Let me take you back thirty-five years or so to a time when yours truly was a wine department manager for Big Star Foods. The most profitable store of the chain of fifty-two stores was mine and it was located two doors to the left of where I am standing presently. It was where the Publix store currently stands.
It seems quaint now, but Big Star was progressive and ahead of its time with concepts like defined departments within the store that lent themselves to more specialization in their offerings. Like the idea of a wine department within a grocery store. What a concept!
So I was hired out of Atlanta to run that department which was largely scripted from corporate headquarters. The "laydown" racks, a couple of which still exist in our current store, were mostly intended to feature selected fine California estate wines, ie., the best of the best. No other big player was doing such a thing so this was a coup for Big Star. As the resident "wineguy" for the store my job was to sell those wines.
Here's the problem: I had just trained with Jim Sanders of Sanders Beverages of West Paces Ferry in Buckhead.
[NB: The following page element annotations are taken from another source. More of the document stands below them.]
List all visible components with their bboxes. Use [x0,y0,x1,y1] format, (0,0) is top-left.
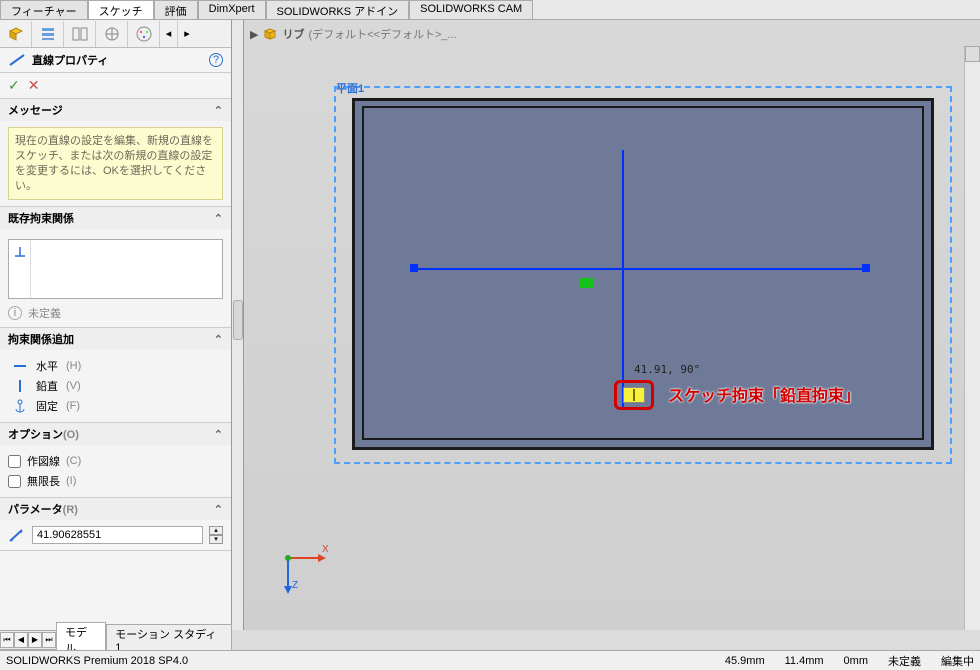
undefined-status: i 未定義 [8,305,223,321]
annotation-text: スケッチ拘束「鉛直拘束」 [668,382,860,406]
tab-nav-next-icon[interactable]: ▶ [28,632,42,648]
dimension-readout: 41.91, 90° [634,363,700,376]
axis-x-label: X [322,544,329,555]
anchor-icon [12,399,28,413]
ok-cancel-row: ✓ ✕ [0,73,231,99]
dimxpert-manager-icon[interactable] [96,21,128,47]
collapse-icon: ⌃ [214,503,223,516]
tab-nav-first-icon[interactable]: ⏮ [0,632,14,648]
vertical-scrollbar[interactable] [964,46,980,630]
status-edit: 編集中 [941,653,974,669]
part-icon [262,26,278,42]
view-triad[interactable]: X Z [274,534,334,594]
relation-fix[interactable]: 固定(F) [8,396,223,416]
breadcrumb-doc[interactable]: リブ [282,26,304,42]
breadcrumb: ▶ リブ (デフォルト<<デフォルト>_... [250,26,457,42]
option-infinite-length[interactable]: 無限長(I) [8,471,223,491]
tab-nav-last-icon[interactable]: ⏭ [42,632,56,648]
axis-z-label: Z [292,580,298,591]
section-params-header[interactable]: パラメータ(R)⌃ [0,498,231,520]
breadcrumb-state: (デフォルト<<デフォルト>_... [308,26,456,42]
property-manager-icon[interactable] [32,21,64,47]
tab-addins[interactable]: SOLIDWORKS アドイン [266,0,410,19]
section-add-header[interactable]: 拘束関係追加⌃ [0,328,231,350]
property-title: 直線プロパティ [32,52,203,68]
section-add-relations: 拘束関係追加⌃ 水平(H) 鉛直(V) 固定(F) [0,328,231,423]
ok-icon[interactable]: ✓ [8,77,20,94]
status-defined: 未定義 [888,653,921,669]
relation-icon [9,240,31,298]
tab-cam[interactable]: SOLIDWORKS CAM [409,0,533,19]
plane-label: 平面1 [336,80,364,96]
bottom-tabs: ⏮ ◀ ▶ ⏭ モデル モーション スタディ 1 [0,630,232,650]
tab-sketch[interactable]: スケッチ [88,0,154,19]
relation-horizontal[interactable]: 水平(H) [8,356,223,376]
manager-tabs: ◂ ▸ [0,20,231,48]
section-options: オプション(O)⌃ 作図線(C) 無限長(I) [0,423,231,498]
spin-up-icon[interactable]: ▴ [209,526,223,535]
endpoint-right[interactable] [862,264,870,272]
infinite-checkbox[interactable] [8,475,21,488]
help-icon[interactable]: ? [209,53,223,67]
status-bar: SOLIDWORKS Premium 2018 SP4.0 45.9mm 11.… [0,650,980,670]
length-input[interactable] [32,526,203,544]
undefined-label: 未定義 [28,305,61,321]
info-icon: i [8,306,22,320]
tab-evaluate[interactable]: 評価 [154,0,198,19]
section-message-header[interactable]: メッセージ⌃ [0,99,231,121]
splitter[interactable] [232,20,244,630]
cancel-icon[interactable]: ✕ [28,77,40,94]
spin-down-icon[interactable]: ▾ [209,535,223,544]
length-icon [8,527,26,543]
endpoint-left[interactable] [410,264,418,272]
collapse-icon: ⌃ [214,212,223,225]
config-manager-icon[interactable] [64,21,96,47]
breadcrumb-arrow-icon[interactable]: ▶ [250,28,258,41]
section-message: メッセージ⌃ 現在の直線の設定を編集、新規の直線をスケッチ、または次の新規の直線… [0,99,231,207]
sketch-line-horizontal[interactable] [414,268,866,270]
tab-dimxpert[interactable]: DimXpert [198,0,266,19]
section-existing-header[interactable]: 既存拘束関係⌃ [0,207,231,229]
vertical-icon [12,379,28,393]
status-x: 45.9mm [725,655,765,667]
constraint-marker-highlight [614,380,654,410]
display-manager-icon[interactable] [128,21,160,47]
sketch-line-vertical[interactable] [622,150,624,410]
tab-scroll-right-icon[interactable]: ▸ [178,21,196,47]
sketch-origin-icon [580,278,594,288]
option-construction-line[interactable]: 作図線(C) [8,451,223,471]
section-options-header[interactable]: オプション(O)⌃ [0,423,231,445]
status-z: 0mm [844,655,868,667]
existing-relations-list[interactable] [8,239,223,299]
section-existing-relations: 既存拘束関係⌃ i 未定義 [0,207,231,328]
graphics-area[interactable]: ▶ リブ (デフォルト<<デフォルト>_... 平面1 41.91, 90° ス… [244,20,980,630]
splitter-grip-icon[interactable] [233,300,243,340]
status-app: SOLIDWORKS Premium 2018 SP4.0 [6,655,705,667]
line-icon [8,53,26,67]
message-text: 現在の直線の設定を編集、新規の直線をスケッチ、または次の新規の直線の設定を変更す… [8,127,223,200]
vertical-constraint-icon [623,387,645,403]
property-header: 直線プロパティ ? [0,48,231,73]
status-y: 11.4mm [785,655,824,667]
feature-manager-icon[interactable] [0,21,32,47]
tab-nav-prev-icon[interactable]: ◀ [14,632,28,648]
tab-scroll-left-icon[interactable]: ◂ [160,21,178,47]
section-parameters: パラメータ(R)⌃ ▴▾ [0,498,231,551]
property-manager: ◂ ▸ 直線プロパティ ? ✓ ✕ メッセージ⌃ 現在の直線の設定を編集、新規の… [0,20,232,630]
collapse-icon: ⌃ [214,333,223,346]
collapse-icon: ⌃ [214,428,223,441]
command-tabs: フィーチャー スケッチ 評価 DimXpert SOLIDWORKS アドイン … [0,0,980,20]
tab-features[interactable]: フィーチャー [0,0,88,19]
horizontal-icon [12,359,28,373]
relation-vertical[interactable]: 鉛直(V) [8,376,223,396]
length-spinner[interactable]: ▴▾ [209,526,223,544]
collapse-icon: ⌃ [214,104,223,117]
scroll-up-icon[interactable] [965,46,980,62]
construction-checkbox[interactable] [8,455,21,468]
Jim was the French Burgundy expert of the southeastern United States. So while I knew that the wines I was supposed to sell were good, many weren't world class.
Gundlach-Bundschuh was one of those acclaimed California laydown wines and my history with them goes back five years earlier to a time when I really was new to the business. It was at that time that Atlanta was awash in California wines, so great was the promotion of what the culture savants were sure would be the next big thing. As I recall Gun-Bun excelled at Gewurztraminer and Merlot back then.
Founded in 1858 Gundlach-Bundschuh is the oldest continually operating family-owned winery in the country. With 320 acres they were the premier California winery until the 1906 San Francisco earthquake nearly put them out of business. Their production facilities were in the city and everything there was a total loss. They emerged from the quake a fraction of what they were before.
Then the Prohibition Era (1920-33) pretty much finished the job. Like so many others they made sacramental wine during those times but also segued into being a cattle farm until the commercial winery was resurrected en force in 1973.
The Gundlach-Bundschuh vineyards and winery are located in eastern Sonoma County in the Sonoma Valley AVA where it abuts the Napa and Carneros AVA's along the Mayacamas Mountain range.
So how do Gun-Bun wines compare with others? As we said above their Merlot and Gewurz are great. The Cabernet is also. We have the Gewurz and a red blend coming in on Friday and if the demand is there, the Cabernet and Merlot will follow. All of their wines are estate products so I'm sure all types should be competitive with the best from California.